# Indepedence Mo. Newbie



## ghorn (Nov 30, 2017)

Can anyone tell me somewhere to buy slingshots, bands, ammo and other assorted goodies in the Kansas City MO. aera? Also possible slingshot shooting club in KC. Thanks very much for any suggestions.


----------



## Abenso (Apr 28, 2017)

Simpleshot.com

Sent from my SM-S920L using Tapatalk


----------



## brucered (Dec 30, 2015)

You likely won't find any suppliers of decent frames and ready to shoot supplies locally. Best bet is online and it doesn't get any better than SimpleShot.com

What you can find is supplies to buy and use locally, but that takes some personal investigation, asking around, searching etc. Bands, leather, wood, HDPE, elastics, rubber, ball bearings etc. Everything you need can be purchased and put together by yourself, once you know what to use and shoot.


----------



## treefork (Feb 1, 2010)

Welcome to the forum . Here is another good one . http://www.pocketpredator.com/


----------



## Jolly Roger (Aug 14, 2017)

PocketPredator.com or A+Slingshots supply great ready made bands. eBay also has lots of good deals on bands....if you skip right on past the cheap Chinese crappy bands and tubes. On eBay look for Flatbands or USA Slingshots. Their bands and pouches are great. On eBay you can also find Warrior who sells both pouches and band materials.


----------



## KawKan (May 11, 2013)

Welcome to the forum, neighbor!

I know of NO slingshot vendors in the KCMO area, other than the big box outlets (Walmart, Dick's, etc. - if you are interested in Daisy, Barnett, Saunders style equipment).

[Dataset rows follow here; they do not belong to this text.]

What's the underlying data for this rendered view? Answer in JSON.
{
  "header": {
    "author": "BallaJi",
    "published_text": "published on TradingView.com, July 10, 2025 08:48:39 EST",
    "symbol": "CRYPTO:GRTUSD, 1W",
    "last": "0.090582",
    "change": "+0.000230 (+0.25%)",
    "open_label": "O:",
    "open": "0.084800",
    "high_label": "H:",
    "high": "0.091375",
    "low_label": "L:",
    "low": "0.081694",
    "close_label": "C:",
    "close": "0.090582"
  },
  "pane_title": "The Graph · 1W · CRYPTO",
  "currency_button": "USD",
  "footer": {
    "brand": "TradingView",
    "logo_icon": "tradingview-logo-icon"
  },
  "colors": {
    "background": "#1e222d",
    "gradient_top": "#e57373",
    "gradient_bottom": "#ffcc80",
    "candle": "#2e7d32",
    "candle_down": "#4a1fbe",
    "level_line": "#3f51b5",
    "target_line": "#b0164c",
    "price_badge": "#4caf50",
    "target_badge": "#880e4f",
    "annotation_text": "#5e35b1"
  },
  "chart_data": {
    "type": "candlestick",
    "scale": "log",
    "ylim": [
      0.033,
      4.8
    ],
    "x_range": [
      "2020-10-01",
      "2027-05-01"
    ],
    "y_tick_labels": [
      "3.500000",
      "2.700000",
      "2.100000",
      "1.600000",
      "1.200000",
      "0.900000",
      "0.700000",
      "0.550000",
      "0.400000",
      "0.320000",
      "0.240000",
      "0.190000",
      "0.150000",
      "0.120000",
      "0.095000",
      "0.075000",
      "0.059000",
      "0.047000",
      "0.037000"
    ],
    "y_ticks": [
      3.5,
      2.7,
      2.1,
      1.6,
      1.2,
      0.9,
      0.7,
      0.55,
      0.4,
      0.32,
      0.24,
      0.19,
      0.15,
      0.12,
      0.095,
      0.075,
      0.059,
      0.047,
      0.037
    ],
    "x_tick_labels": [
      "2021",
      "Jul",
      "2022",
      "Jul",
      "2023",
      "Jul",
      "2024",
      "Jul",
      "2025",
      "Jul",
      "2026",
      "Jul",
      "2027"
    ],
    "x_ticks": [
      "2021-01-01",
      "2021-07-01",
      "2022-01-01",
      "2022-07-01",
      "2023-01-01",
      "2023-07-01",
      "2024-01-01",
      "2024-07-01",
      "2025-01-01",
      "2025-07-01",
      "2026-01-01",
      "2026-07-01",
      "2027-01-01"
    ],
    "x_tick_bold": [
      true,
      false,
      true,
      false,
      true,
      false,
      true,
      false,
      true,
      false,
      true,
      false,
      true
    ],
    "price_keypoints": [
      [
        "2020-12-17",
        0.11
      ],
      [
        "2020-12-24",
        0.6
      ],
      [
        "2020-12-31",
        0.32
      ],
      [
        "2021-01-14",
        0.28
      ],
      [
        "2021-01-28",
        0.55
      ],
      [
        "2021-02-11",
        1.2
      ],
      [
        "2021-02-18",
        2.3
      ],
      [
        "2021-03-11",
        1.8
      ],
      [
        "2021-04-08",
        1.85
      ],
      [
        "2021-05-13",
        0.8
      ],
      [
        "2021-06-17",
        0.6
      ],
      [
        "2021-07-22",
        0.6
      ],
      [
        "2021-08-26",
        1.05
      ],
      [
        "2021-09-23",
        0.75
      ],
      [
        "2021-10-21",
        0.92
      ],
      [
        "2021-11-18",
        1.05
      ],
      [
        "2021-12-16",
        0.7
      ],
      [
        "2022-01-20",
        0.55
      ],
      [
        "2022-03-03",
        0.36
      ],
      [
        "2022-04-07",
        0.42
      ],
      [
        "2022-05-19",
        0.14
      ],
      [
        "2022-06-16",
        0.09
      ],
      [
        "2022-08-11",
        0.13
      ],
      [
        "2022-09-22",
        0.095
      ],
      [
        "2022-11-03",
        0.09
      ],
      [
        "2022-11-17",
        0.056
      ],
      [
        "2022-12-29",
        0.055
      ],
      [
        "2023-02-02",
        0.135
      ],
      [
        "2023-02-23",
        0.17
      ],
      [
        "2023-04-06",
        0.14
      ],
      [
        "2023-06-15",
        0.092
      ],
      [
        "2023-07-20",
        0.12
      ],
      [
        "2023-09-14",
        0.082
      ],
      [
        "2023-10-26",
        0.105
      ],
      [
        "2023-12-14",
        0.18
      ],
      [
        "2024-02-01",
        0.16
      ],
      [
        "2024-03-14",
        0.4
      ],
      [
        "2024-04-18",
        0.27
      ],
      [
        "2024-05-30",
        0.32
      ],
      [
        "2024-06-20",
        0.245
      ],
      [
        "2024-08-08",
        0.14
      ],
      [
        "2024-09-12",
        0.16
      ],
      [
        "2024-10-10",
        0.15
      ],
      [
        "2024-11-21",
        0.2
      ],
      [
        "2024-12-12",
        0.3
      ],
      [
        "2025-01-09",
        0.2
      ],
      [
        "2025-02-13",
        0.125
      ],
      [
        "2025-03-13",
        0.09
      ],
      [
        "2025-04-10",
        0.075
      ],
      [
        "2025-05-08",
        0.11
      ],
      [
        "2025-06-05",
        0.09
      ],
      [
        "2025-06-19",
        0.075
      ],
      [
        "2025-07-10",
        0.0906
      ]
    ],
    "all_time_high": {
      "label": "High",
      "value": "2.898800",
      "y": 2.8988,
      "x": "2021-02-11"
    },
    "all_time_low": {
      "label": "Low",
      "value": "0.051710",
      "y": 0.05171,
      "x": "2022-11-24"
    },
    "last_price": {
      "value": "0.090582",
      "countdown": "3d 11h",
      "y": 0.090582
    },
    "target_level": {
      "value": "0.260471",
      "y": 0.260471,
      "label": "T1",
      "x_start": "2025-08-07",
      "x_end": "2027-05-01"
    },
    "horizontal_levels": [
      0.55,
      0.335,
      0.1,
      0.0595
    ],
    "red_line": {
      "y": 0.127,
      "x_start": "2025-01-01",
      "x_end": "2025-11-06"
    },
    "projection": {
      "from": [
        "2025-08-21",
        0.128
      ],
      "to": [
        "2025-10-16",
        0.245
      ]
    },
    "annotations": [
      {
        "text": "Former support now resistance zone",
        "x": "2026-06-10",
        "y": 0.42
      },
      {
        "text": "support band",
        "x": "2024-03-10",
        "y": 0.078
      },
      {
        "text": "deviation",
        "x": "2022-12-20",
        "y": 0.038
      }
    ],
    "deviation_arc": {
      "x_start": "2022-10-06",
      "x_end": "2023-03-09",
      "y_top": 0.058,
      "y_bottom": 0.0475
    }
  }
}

I get my slingshots and supplies online, or via trades with forum members.

If you get over to Lawrence from time to time, I might be able to set you up with a trial set-up.


----------



## Ibojoe (Mar 13, 2016)

I think that Fred45 lives around there. Simple Shot is a great place to get yourself set up. The site is easy to navigate. They have descriptions of everything for new people. Fast shipping and are very dependable


----------



## VAshooter (Feb 10, 2015)

Welcome to the forum. I'm sure if you follow the advice given earlier in this thread you will get everything you need and possibly meet some nice people in the process.


----------